Wow the girl in front of me a thirty something with a balding oaf reading a jogging magazine gets up and has a great ass. I’ve lost focus again. It happens even to the best of us but I must continue on something has to happen here as my boredom is creeping back in. Political correctness has destroyed the excitement of America leaving us with just the scrapbooks of yesteryear.
No one protests, no one fights, no one gets in trouble, and nobody engages in conversations with strangers anymore. We have become a nation of not caring. We have become a nation of I. Money controls us and in no way is anybody going to risk losing their security by engaging in anything that doesn’t benefit themselves. The 80's had it all but culture and good times just like anything else eventually rot then die.
If you think I’m wrong you’re an asshole and I really don’t care. But given the fact you’ve read this much I feel the need to point a finger and for a prime example of which we are look no further then my honorable Governor Rod Blagovich. Its true most politicians whose names make you think of peckers are usually corrupt; Dick, Willie, Rod, Spitzer. It’s an odd fact we should all read into more.
I don’t have a job and I don’t get a paycheck but the honorable Rod Blagovich does. This deceitful scum never served anything above his own self interest. Usually in a situation like this, with as much damning evidence as there is against this Dracula clone would resign. However I don’t think this man will. He knows he’s not going to jail, and we know he’s not going to jail so why resign? He’s already been disgraced why not milk it, cash as many checks as possible, and then write a brilliant book painting himself as the victim.
Today the guy who Blagovich picked to replace the messiah in the United States Senate showed up in Washington like Will Kane for a face down on the hill at high noon. This modern day cowboy marched to the capital building with no support from his posse and little help from his friends. In his eyes he’s a black man fighting for what is right, no different the Dr. King or Rosa Parks but the reality is he’s just a Hench me in the evil gang of Blagovich and we all know it.
His march was not one of history but one of disgust and disgrace. I don’t blame him as he’s just an opportunist seeking his opportunity in the land of plenty. But this is not a race issue he’s not a nigger we hate because of skin color he’s a qualified politician, a fellow man, and he just like us being used as a pawn by a money/power hungry honkey. The most dangerous of all the races is the white man in a suit.

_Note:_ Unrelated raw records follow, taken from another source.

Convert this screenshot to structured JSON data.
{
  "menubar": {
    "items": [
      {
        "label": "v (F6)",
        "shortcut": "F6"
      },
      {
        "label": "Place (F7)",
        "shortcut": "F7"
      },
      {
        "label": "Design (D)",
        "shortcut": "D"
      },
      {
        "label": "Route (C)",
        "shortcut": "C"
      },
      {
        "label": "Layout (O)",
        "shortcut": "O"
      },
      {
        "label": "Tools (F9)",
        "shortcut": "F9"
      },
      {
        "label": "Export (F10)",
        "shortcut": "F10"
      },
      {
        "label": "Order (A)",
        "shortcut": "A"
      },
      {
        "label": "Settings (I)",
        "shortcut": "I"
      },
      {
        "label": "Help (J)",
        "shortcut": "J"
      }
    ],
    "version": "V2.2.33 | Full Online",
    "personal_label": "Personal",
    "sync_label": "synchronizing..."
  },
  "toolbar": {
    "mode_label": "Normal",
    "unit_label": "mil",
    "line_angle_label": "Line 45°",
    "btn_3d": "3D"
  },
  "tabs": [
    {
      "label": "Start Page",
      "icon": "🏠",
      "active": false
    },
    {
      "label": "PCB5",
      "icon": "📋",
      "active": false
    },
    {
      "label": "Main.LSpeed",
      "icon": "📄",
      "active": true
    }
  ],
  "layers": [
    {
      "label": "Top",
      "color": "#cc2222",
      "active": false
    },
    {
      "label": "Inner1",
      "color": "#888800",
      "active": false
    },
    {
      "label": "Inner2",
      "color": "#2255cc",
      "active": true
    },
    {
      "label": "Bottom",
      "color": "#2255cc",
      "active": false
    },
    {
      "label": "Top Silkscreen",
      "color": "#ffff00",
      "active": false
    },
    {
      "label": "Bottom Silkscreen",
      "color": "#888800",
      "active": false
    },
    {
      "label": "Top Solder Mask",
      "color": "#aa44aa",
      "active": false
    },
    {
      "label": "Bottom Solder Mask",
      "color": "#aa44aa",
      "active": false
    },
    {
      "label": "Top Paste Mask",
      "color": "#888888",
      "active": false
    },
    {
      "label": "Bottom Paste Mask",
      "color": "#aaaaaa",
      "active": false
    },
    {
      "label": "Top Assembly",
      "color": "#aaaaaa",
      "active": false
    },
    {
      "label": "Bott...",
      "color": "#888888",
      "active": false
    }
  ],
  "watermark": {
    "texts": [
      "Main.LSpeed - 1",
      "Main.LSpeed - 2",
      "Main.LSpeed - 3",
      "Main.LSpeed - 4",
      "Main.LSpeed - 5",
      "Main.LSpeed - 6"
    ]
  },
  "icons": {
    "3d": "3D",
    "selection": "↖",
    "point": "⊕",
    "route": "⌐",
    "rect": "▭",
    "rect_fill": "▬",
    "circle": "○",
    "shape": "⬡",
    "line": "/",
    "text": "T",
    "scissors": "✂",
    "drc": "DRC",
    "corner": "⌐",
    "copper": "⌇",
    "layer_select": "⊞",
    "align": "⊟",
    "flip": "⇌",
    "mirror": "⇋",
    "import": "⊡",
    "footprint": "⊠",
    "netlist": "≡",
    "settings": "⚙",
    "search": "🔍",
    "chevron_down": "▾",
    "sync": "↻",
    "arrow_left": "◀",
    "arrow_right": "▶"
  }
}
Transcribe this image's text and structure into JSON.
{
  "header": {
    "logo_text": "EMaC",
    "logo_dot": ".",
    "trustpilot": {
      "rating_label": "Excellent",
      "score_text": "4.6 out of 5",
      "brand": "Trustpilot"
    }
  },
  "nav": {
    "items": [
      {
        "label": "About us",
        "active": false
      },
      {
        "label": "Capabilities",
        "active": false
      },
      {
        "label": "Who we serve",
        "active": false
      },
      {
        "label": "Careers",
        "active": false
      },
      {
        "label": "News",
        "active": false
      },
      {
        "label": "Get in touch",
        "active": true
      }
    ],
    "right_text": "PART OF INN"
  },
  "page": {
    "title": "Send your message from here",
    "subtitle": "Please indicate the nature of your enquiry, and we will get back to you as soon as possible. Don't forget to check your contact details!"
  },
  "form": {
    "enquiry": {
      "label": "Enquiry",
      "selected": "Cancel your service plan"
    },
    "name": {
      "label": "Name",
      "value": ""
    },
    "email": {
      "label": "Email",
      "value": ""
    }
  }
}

Blagovich understands the racial side of the game and is playing it perfectly replacing the country’s only black Senator (now the first black President) with another qualified black man. To shut this man out of office is to shut a black man out of office. Remember what I said about nobody caring anymore? Well this is one of those times where it will work to our advantage as nobody is going to see him being shut out as racist but rather what it is, a weasel cum rag criminal Governor playing games.
I’m disgusted that I’m here with nothing, and he lives in a Governor’s mansion still. Is there any hope for guys like me? Is the American Dream really dead? Has democracy fallen to indifference? Are we that frightened of power we don’t protest in outrage anymore??
Jesus Christ this is only my fourth day of boredom.